Martin, il loco del villaggio

25 Gennaio 2016

Stamattina, al risveglio, sulla porta mi ritrovo Martin.
In paese è conosciuto da tutti come il “loco” del paese. Gira racchiuso nel suo “poncio” marrone, con un cappello sgualcito, datato di anni e sempre quello da quando lo conosco.
Ha un’età indecifrabile, ma si può pensare arrivi ai settant’anni.
Tutti in paese lo tollerano, alcuni gli rivolgono la parola, altri gli danno un po’ di coca da masticare, altri lo ignorano.
Di lui si dice di certo, non ha mai fatto male a nessuno.
In quechua, nella sua lingua madre che esprime a suo modo e senza completare una frase composta o di senso, lo senti parlare da solo, a viso basso. A volte sorride da solo e si esprime con richieste, le uniche che lo obbligano a guardarti in faccia, e, a volte, sembrano ordini perché in quechua usa l’imperativo.

Solitamente chiede cibo, soldi per la coca o per la “chicha”, la bevanda alcoolica prodotta dal mais che si vende all’osteria del paese.
Non è un alcolizzato, e neppure un violento. Al contrario è un pacifico, un uomo libero che, per il suo frastorno psichico dalla nascita, si comporta differentemente da ogni altro.
Solitamente non ringrazia quando gli dai qualcosa, come non dovesse nulla a nessuno.
Prima aiutava nel lavoro dei campi, per il compenso del cibo e la coca che gli venivano offerti. Ora, invecchiato, tira a campare nel paese, alimentandosi di quello che gli danno alcune persone, quasi sempre le stesse.
Noi dell’Ospedale siamo per lui un punto di riferimento e lo troviamo spesso fuori dalla nostra cucina ad aspettare la sua razione che è sempre garantita. Poi ci sono periodi che non lo si vede più e sembra ci manchi.
Certe notti, soprattutto di luna piena, si fa sentire con il suo grido, che sembra un forte spasmo di singhiozzo che emette contorcendo con salti in avanti tutto il corpo.

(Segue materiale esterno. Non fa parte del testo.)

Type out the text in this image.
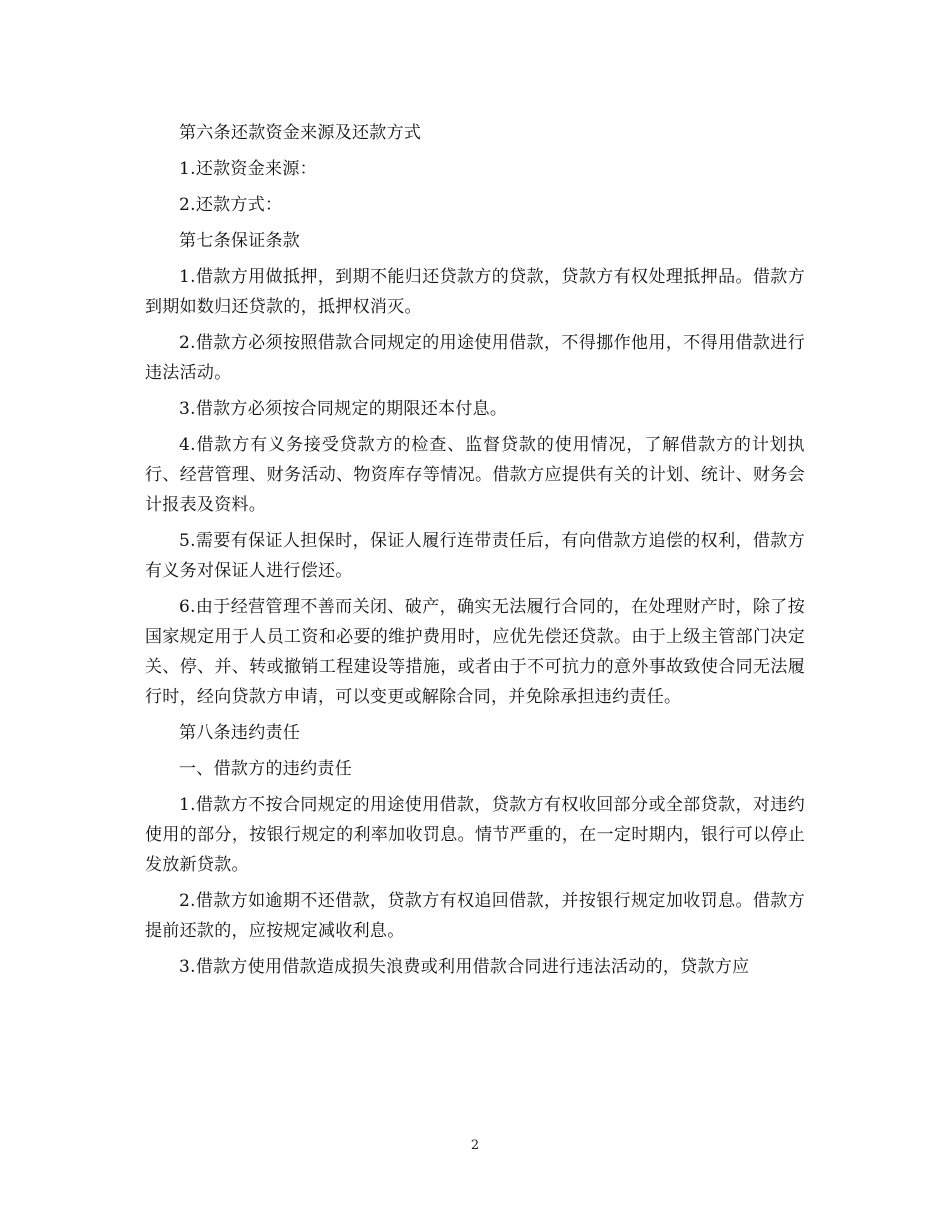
第六条还款资金来源及还款方式

1.还款资金来源：

2.还款方式：

第七条保证条款

1.借款方用做抵押，到期不能归还贷款方的贷款，贷款方有权处理抵押品。借款方到期如数归还贷款的，抵押权消灭。

2.借款方必须按照借款合同规定的用途使用借款，不得挪作他用，不得用借款进行违法活动。

3.借款方必须按合同规定的期限还本付息。

4.借款方有义务接受贷款方的检查、监督贷款的使用情况，了解借款方的计划执行、经营管理、财务活动、物资库存等情况。借款方应提供有关的计划、统计、财务会计报表及资料。

5.需要有保证人担保时，保证人履行连带责任后，有向借款方追偿的权利，借款方有义务对保证人进行偿还。

6.由于经营管理不善而关闭、破产，确实无法履行合同的，在处理财产时，除了按国家规定用于人员工资和必要的维护费用时，应优先偿还贷款。由于上级主管部门决定关、停、并、转或撤销工程建设等措施，或者由于不可抗力的意外事故致使合同无法履行时，经向贷款方申请，可以变更或解除合同，并免除承担违约责任。

第八条违约责任

一、借款方的违约责任

1.借款方不按合同规定的用途使用借款，贷款方有权收回部分或全部贷款，对违约使用的部分，按银行规定的利率加收罚息。情节严重的，在一定时期内，银行可以停止发放新贷款。

2.借款方如逾期不还借款，贷款方有权追回借款，并按银行规定加收罚息。借款方提前还款的，应按规定减收利息。

3.借款方使用借款造成损失浪费或利用借款合同进行违法活动的，贷款方应

2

E’ un urlo caratteristico e unico che nel paese tutti riconoscono quando, soprattutto nel silenzio notturno, diventa come il ringhio di qualche animale ferito. Sono i suoi attacchi spasmodici, isterici, che ogni tanto lo assalgono lasciandolo sfinito dallo sforzo che fa per ripetersi nelle contrazioni muscolari di tutto il corpo, facendo seguito al suo frenetico grido.
Consuma così tutte le sue forze per dare libero sfogo ad una mania spasmodica con i pugni chiusi che stira con il corpo, come dover reagire a un nemico che lo perseguita.
Quando è sotto questo effetto, non risponde a nessuno ed è tutto concentrato nella lotta che lo impegna, con lo sguardo fisso in avanti, come spiritato e come dovesse lottare con strani esseri che solo lui vede e deve intimorire con urli di ringhi spasmodici che emette con salti decisi di attacco e con movimenti violenti delle braccia.
Quando gli succedono queste reazioni, per chi non lo conosce, incute paura.
Per i bambini dire che arriva il “Martin” è motivo di paura e le mamme lo usano per incutere il necessario timore per farsi obbedire.
E’ normale quindi che i bambini gli stiano alla larga perché fin da piccoli lo sentono strano e pericoloso per i suoi versi.
Stamattina inusualmente mi chiede una forbice.
Per non contraddirlo, accontento il suo desiderio strano e di seguito mi chiede anche uno specchio che poi trova nel retrovisore dell’ambulanza.

Non capisco cosa abbia in mente. Senza perdere tempo mette le forbici nella sua barba da solo, segno di una certa cura per il suo aspetto fisico e per non apparire troppo incolto.
E’ proverbiale, qui da noi, la sua resistenza al freddo! Nelle notti più fredde d’inverno lo troviamo seduto in un angolo dell’entrata in Ospedale, sotto il portico dell’Emergenza.
E’ quello il suo posto che ha scelto e nessuno da li lo riesce a muovere. Il freddo d’inverno va sotto zero e lui rimane seduto per terra rannicchiato nel suo “poncio” rifiutando qualsiasi aiuto come un comodo letto o delle coperte per coprirsi. Noi tutti diciamo: “cose da pazzi!”
Forse i pazzi vogliono dirci qualcosa che non riusciamo a capire e decifrare rapidamente.
Di certo qualcosa di buono Martin dimostra avere nella sua libertà di non dipendere da nessuno. In tutti questi anni, non ha accumulato precedenti di offesa o di aggressione verbale o fisica per nessuna persona di Anzaldo.
Vive, come personaggio, benvoluto nel paese e nell’Ospedale.